Le crieur, bien avant le journal, bien avant la radio, donnait les nouvelles officielles. Il est aux origines de la communication publique en Europe.
En place publique est un ouvrage de chercheur, d'historien, ouvrage méticuleusement documenté et argumenté au point qu'il pourrait faire fonction de manuel, car c'est, en acte, un discours sur la méthode en sciences sociales et, même, en journalisme.
Il s'agit d'une biographie difficile, celle de Jean de Gascogne, personnage modeste de la vie urbaine à laquelle il participe diversement :  il ouvre et ferme les portes de la ville, il est guetteur, valet ou manouvrier (préparation des armes, réparation de fortifications, manutentions de toutes sortes lors des incendies, des foires, etc. Toutes ces activités s'ajoutent à son métier de crieur. Jean de Gascogne a une longue vie active, quarante années ; à travers elle, l'auteur fait connaître le quotidien du "petit peuple", peuple sans histoire, scrupuleusement, sans inventer (modéliser !) à partir des archives disponibles, exclusivement.

Cette analyse du métier de crieur permet de réfléchir à l'articulation entre écrit et oral dans l'histoire de la communication (question paradoxale : le crieur sait-il lire ?), elle permet aussi d'approfondir la notion d'espace public au Moyen-Âge. Quant à l'environnement de communication, le cri doit faire sa place dans l'encombrement sonore, concurrencé, notamment, par les sonneries de cloches, nombreuses.

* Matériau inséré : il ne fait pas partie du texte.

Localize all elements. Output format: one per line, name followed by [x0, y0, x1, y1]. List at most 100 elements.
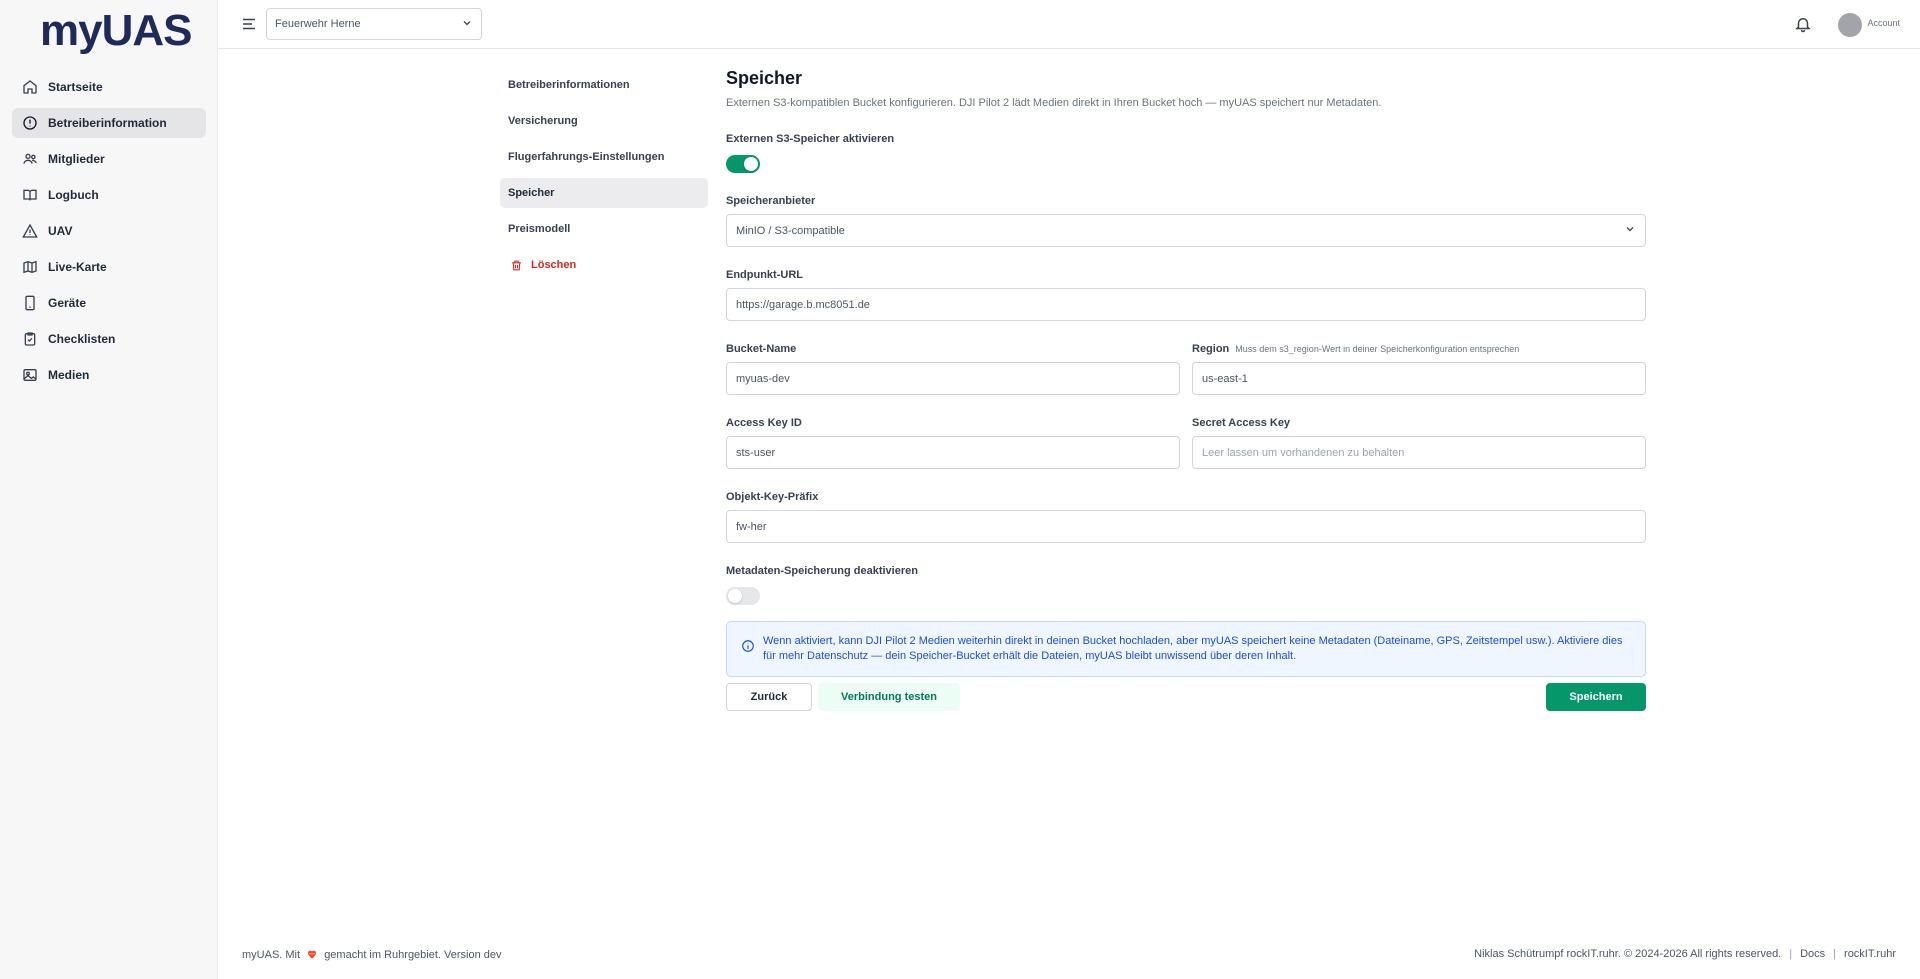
book-icon: [22, 187, 38, 203]
bucket-region-row: Bucket-Name Region Muss dem s3_region-Wer…: [726, 343, 1646, 395]
organization-select[interactable]: Feuerwehr Herne: [266, 8, 482, 40]
info-box: Wenn aktiviert, kann DJI Pilot 2 Medien …: [726, 621, 1646, 677]
account-label[interactable]: Account: [1867, 18, 1900, 28]
test-connection-button[interactable]: Verbindung testen: [818, 683, 960, 711]
region-label: Region: [1192, 343, 1230, 355]
footer-right: Niklas Schütrumpf rockIT.ruhr. © 2024-20…: [1474, 948, 1896, 960]
endpoint-input[interactable]: [726, 288, 1646, 321]
alert-circle-icon: [22, 115, 38, 131]
sidebar-item-uav[interactable]: UAV: [12, 216, 206, 246]
access-key-label: Access Key ID: [726, 417, 802, 429]
triangle-icon: [22, 223, 38, 239]
enable-storage-label: Externen S3-Speicher aktivieren: [726, 133, 895, 145]
sidebar-item-medien[interactable]: Medien: [12, 360, 206, 390]
subnav-item-betreiberinformationen[interactable]: Betreiberinformationen: [500, 70, 708, 100]
access-key-input[interactable]: [726, 436, 1180, 469]
footer-made-with: myUAS. Mit: [242, 949, 301, 961]
provider-label: Speicheranbieter: [726, 195, 816, 207]
secret-key-label: Secret Access Key: [1192, 417, 1291, 429]
clipboard-icon: [22, 331, 38, 347]
region-group: Region Muss dem s3_region-Wert in deiner …: [1192, 343, 1646, 395]
subnav-item-speicher[interactable]: Speicher: [500, 178, 708, 208]
users-icon: [22, 151, 38, 167]
page-description: Externen S3-kompatiblen Bucket konfiguri…: [726, 97, 1382, 109]
sidebar-item-betreiberinformation[interactable]: Betreiberinformation: [12, 108, 206, 138]
provider-group: Speicheranbieter MinIO / S3-compatible: [726, 195, 1646, 247]
enable-storage-toggle[interactable]: [726, 155, 760, 173]
secret-key-input[interactable]: [1192, 436, 1646, 469]
info-text: Wenn aktiviert, kann DJI Pilot 2 Medien …: [763, 635, 1623, 662]
toggle-knob: [728, 589, 742, 603]
sidebar-item-label: Betreiberinformation: [48, 116, 167, 130]
sidebar-nav: Startseite Betreiberinformation Mitglied…: [12, 72, 206, 396]
sidebar: myUAS Startseite Betreiberinformation Mi…: [0, 0, 218, 979]
endpoint-label: Endpunkt-URL: [726, 269, 803, 281]
avatar[interactable]: [1838, 13, 1862, 37]
heart-icon: [306, 948, 318, 963]
enable-storage-group: Externen S3-Speicher aktivieren: [726, 133, 1646, 173]
logo-text: myUAS: [40, 6, 192, 55]
sidebar-item-label: Checklisten: [48, 332, 116, 346]
sidebar-item-label: Medien: [48, 368, 90, 382]
subnav-item-versicherung[interactable]: Versicherung: [500, 106, 708, 136]
credentials-row: Access Key ID Secret Access Key: [726, 417, 1646, 469]
info-icon: [742, 640, 754, 652]
device-icon: [22, 295, 38, 311]
top-header: Feuerwehr Herne Account: [218, 0, 1920, 49]
prefix-label: Objekt-Key-Präfix: [726, 491, 819, 503]
app-logo[interactable]: myUAS: [40, 6, 192, 55]
home-icon: [22, 79, 38, 95]
prefix-group: Objekt-Key-Präfix: [726, 491, 1646, 543]
endpoint-group: Endpunkt-URL: [726, 269, 1646, 321]
footer-region: gemacht im Ruhrgebiet. Version dev: [324, 949, 502, 961]
footer-separator: |: [1789, 948, 1793, 960]
footer-separator: |: [1833, 948, 1837, 960]
secondary-actions: Zurück Verbindung testen: [726, 683, 960, 711]
metadata-group: Metadaten-Speicherung deaktivieren: [726, 565, 1646, 605]
footer-copyright: Niklas Schütrumpf rockIT.ruhr. © 2024-20…: [1474, 948, 1782, 960]
menu-icon[interactable]: [240, 15, 258, 33]
delete-label: Löschen: [531, 259, 577, 271]
sidebar-item-label: Logbuch: [48, 188, 99, 202]
sidebar-item-label: Geräte: [48, 296, 87, 310]
page-title: Speicher: [726, 68, 803, 88]
footer-docs-link[interactable]: Docs: [1800, 948, 1825, 960]
settings-subnav: Betreiberinformationen Versicherung Flug…: [500, 70, 708, 286]
bucket-input[interactable]: [726, 362, 1180, 395]
sidebar-item-geraete[interactable]: Geräte: [12, 288, 206, 318]
bell-icon[interactable]: [1794, 15, 1812, 33]
sidebar-item-mitglieder[interactable]: Mitglieder: [12, 144, 206, 174]
sidebar-item-label: Mitglieder: [48, 152, 105, 166]
provider-select[interactable]: MinIO / S3-compatible: [726, 214, 1646, 247]
region-label-row: Region Muss dem s3_region-Wert in deiner …: [1192, 343, 1646, 355]
bucket-label: Bucket-Name: [726, 343, 797, 355]
metadata-label: Metadaten-Speicherung deaktivieren: [726, 565, 918, 577]
region-hint: Muss dem s3_region-Wert in deiner Speich…: [1235, 344, 1520, 354]
sidebar-item-label: Startseite: [48, 80, 103, 94]
sidebar-item-label: Live-Karte: [48, 260, 107, 274]
region-input[interactable]: [1192, 362, 1646, 395]
back-button[interactable]: Zurück: [726, 683, 812, 711]
sidebar-item-logbuch[interactable]: Logbuch: [12, 180, 206, 210]
subnav-item-loeschen[interactable]: Löschen: [500, 250, 708, 280]
map-icon: [22, 259, 38, 275]
trash-icon: [512, 260, 521, 270]
chevron-down-icon: [1624, 223, 1636, 238]
sidebar-item-live-karte[interactable]: Live-Karte: [12, 252, 206, 282]
sidebar-item-checklisten[interactable]: Checklisten: [12, 324, 206, 354]
metadata-toggle[interactable]: [726, 587, 760, 605]
storage-settings: Speicher Externen S3-kompatiblen Bucket …: [726, 68, 1646, 711]
subnav-item-preismodell[interactable]: Preismodell: [500, 214, 708, 244]
provider-select-value: MinIO / S3-compatible: [736, 224, 845, 237]
sidebar-item-startseite[interactable]: Startseite: [12, 72, 206, 102]
subnav-item-flugerfahrung[interactable]: Flugerfahrungs-Einstellungen: [500, 142, 708, 172]
prefix-input[interactable]: [726, 510, 1646, 543]
secret-key-group: Secret Access Key: [1192, 417, 1646, 469]
toggle-knob: [744, 157, 758, 171]
chevron-down-icon: [461, 17, 473, 32]
sidebar-item-label: UAV: [48, 224, 73, 238]
form-actions: Zurück Verbindung testen Speichern: [726, 683, 1646, 711]
organization-select-value: Feuerwehr Herne: [275, 18, 361, 30]
footer-rockit-link[interactable]: rockIT.ruhr: [1844, 948, 1896, 960]
save-button[interactable]: Speichern: [1546, 683, 1646, 711]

Mais le crieur n'est pas seulement un porte voix : il incarne l'autorité et n'est en rien un personnage folklorique, souligne l'auteur. Le crieur intervient dans des situations rituelles, garantes de son efficacité symbolique. Agent de la communication économique, il "crie" toutes sortes d'annonces y compris les appels d'offre pour les marchés de travaux publics, les ventes d'héritages et de gages. Au cœur d'un espace réticulaire ("tournée du cri") marqué par la régularité, les crieurs propagent le discours officiel, celui du roi mais aussi celui de la ville. Jean de Gascogne représente la ville, il est habillé à ses couleurs (livrée) pour accomplir des cérémonies officielles : présentation des cadeaux de la ville (vin) aux visiteurs, aux prélats, accompagnement d'ambassades de la ville à la rencontre du roi.
Jean de Gascogne est un des hommes à tout faire de la ville de Laon tout autant qu'un personnage clé, banal et familier ; souvent dans la rue dont il est un personnage public, intermédiaire entre les pouvoirs et le peuple, il est source d'information pour les habitants. C'est un homme média que remplacera la PQR quand presque tout le monde saura lire. Mais, le remplace-t-elle ?


Du même auteur, sur le même sujet : "Les crieurs publics à la fin du Moyen Âge. Enjeux d’une recherche", in Claire Boudreau, Information et société en Occident à la fin du Moyen-Âge, Publications de la Sorbonne, 2004.
Voir aussi notre post sur Patrick Boucheron, Nicolas Offenstadt et al., L'espace public au Moyen-Âge. Débats autour de Jürgen Habermas, Paris, PUF, 1991, 370 p.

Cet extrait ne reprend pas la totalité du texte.